In der Geschichte findet sich kein Beispiel für ein Land mit ähnlich gravierenden finanziellen Verwerfungen, dass seine Probleme nicht auch über Währungsabwertungen in den Griff bekommen hat. Ob in der Tequilla-Krise Mexikos 1994/95, in der Asien-Krise 1997/98, in der Russland-Krise 1998/99 oder in der Argentinien-Krise 2002, Abwertungen bis zu 400 Prozent waren nötig, um wieder wirtschaftlich atmen zu können. Es bedarf eines Wunders, um Griechenland ohne Abwertung erfolgreich zu sanieren. Aber leider ist Euroland nicht Wunderland. Unter uns gesagt: Diese Erkenntnis hat auch jeder, der fehlerfrei bis drei zählen kann.

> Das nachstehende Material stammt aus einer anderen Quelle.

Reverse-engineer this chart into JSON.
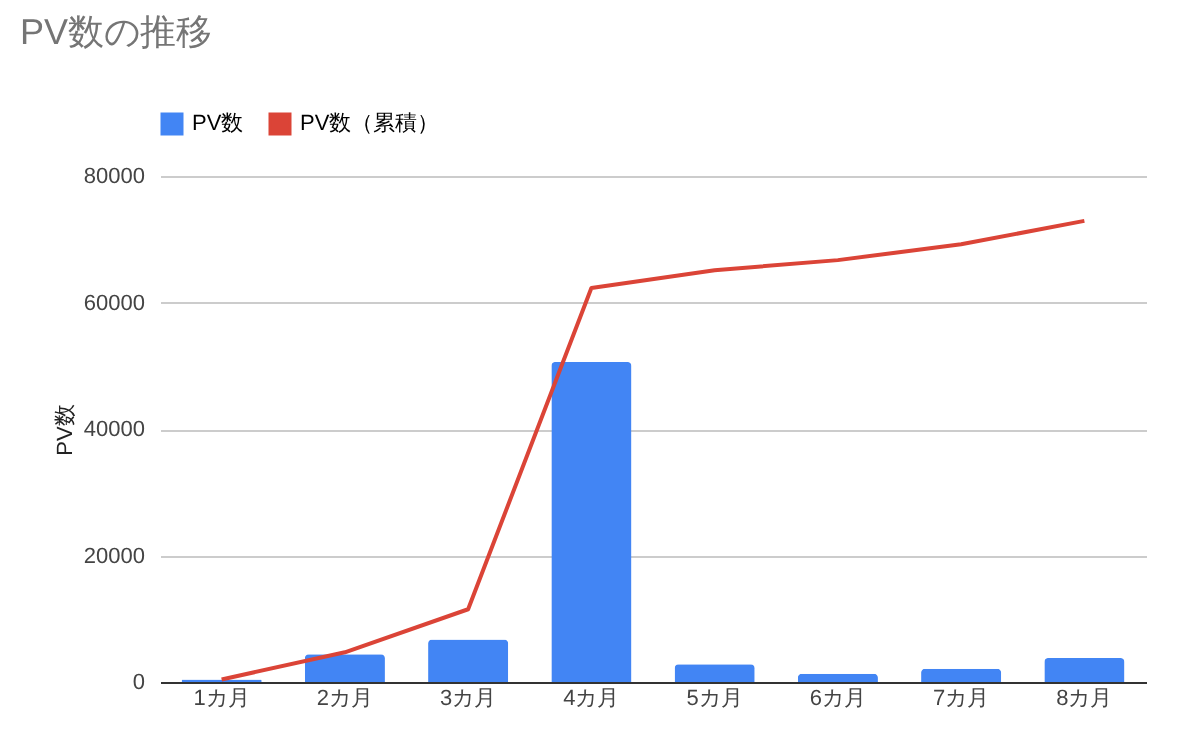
{
  "chart_data": {
    "type": "bar",
    "title": "PV数の推移",
    "ylabel": "PV数",
    "categories": [
      "1カ月",
      "2カ月",
      "3カ月",
      "4カ月",
      "5カ月",
      "6カ月",
      "7カ月",
      "8カ月"
    ],
    "series": [
      {
        "name": "PV数",
        "color": "#4285f4",
        "values": [
          400,
          4400,
          6700,
          50600,
          2800,
          1300,
          2100,
          3800
        ]
      },
      {
        "name": "PV数（累積）",
        "type": "line",
        "color": "#db4437",
        "values": [
          400,
          4700,
          11500,
          62300,
          65100,
          66700,
          69200,
          72900
        ]
      }
    ],
    "ylim": [
      0,
      80000
    ],
    "yticks": [
      0,
      20000,
      40000,
      60000,
      80000
    ],
    "grid": "y",
    "legend": "top"
  }
}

Sanierung Griechenlands mit Pauken und Trompeten gescheitert
Die Politik befürchtet, dass ein Austritt Griechenlands weitere Austritte anderer Euro-Länder nach sich ziehen könnte, die finanziell dann nicht mehr beherrschbar wären. Eine Gewähr für ein Ausbleiben dieses Dominoeffekts ist aber auch bei Festhalten am Status Quo alles andere als sicher. Denn wie kann man den Finanzmärkten beruhigend versichern, Staaten wie Spanien oder Italien stützen zu können, wenn schon eine Sanierung Griechenlands mit Pauken und Trompeten scheitert?
Außerdem kann man nicht mehr ausschließen, dass die zunehmende Verschlechterung der sozialen Rahmenbedingungen über das Kaputtsparen Griechenlands irgendwann die Regierung in Athen politisch zwingt, von sich aus – überraschend – den Austritt zu erklären, was erst recht zu Schocks an den Finanzmärkten führte. Nicht zuletzt nehmen die politischen Risiken zu, dass die notwendigen Zustimmungen in allen nationalen EU-Parlamente für immer weitere Hilfen an das Groschengrab Griechenland sowie eine zunehmende Delegierung der nationalen Haushaltsrechte an eine Brüsseler Superbehörde nicht mehr erzielbar sind.
Eine Reihe von EU-Ländern hegt hier schon sehr frevelhafte Gedanken und selbst in der deutschen Regierungskoalition wird das Schweigegelübde in punkto kritischer Euro-Betrachtung mittlerweile gebrochen. Die Existenzrisiken der Eurozone sind bei Aufrechterhaltung des griechischen Status Quo unkalkulierbar groß.
Wo sind die Helden der Eurozone?
Ohne Zweifel werden die Bewältigung eines griechischen Austritts und damit auch ein Schuldenschnitt keine Spaziergänge. Dazu hat man seit Mai 2010 das Zeitfenster nicht genutzt. Aber was wären die Vorteile? Die Europäische Union würde klar zeigen, dass sie noch handlungsfähig ist, die Euro-Krise mit handfesten Instrumenten und nicht mit erfolgloser Gesundbetung in den Griff zu bekommen.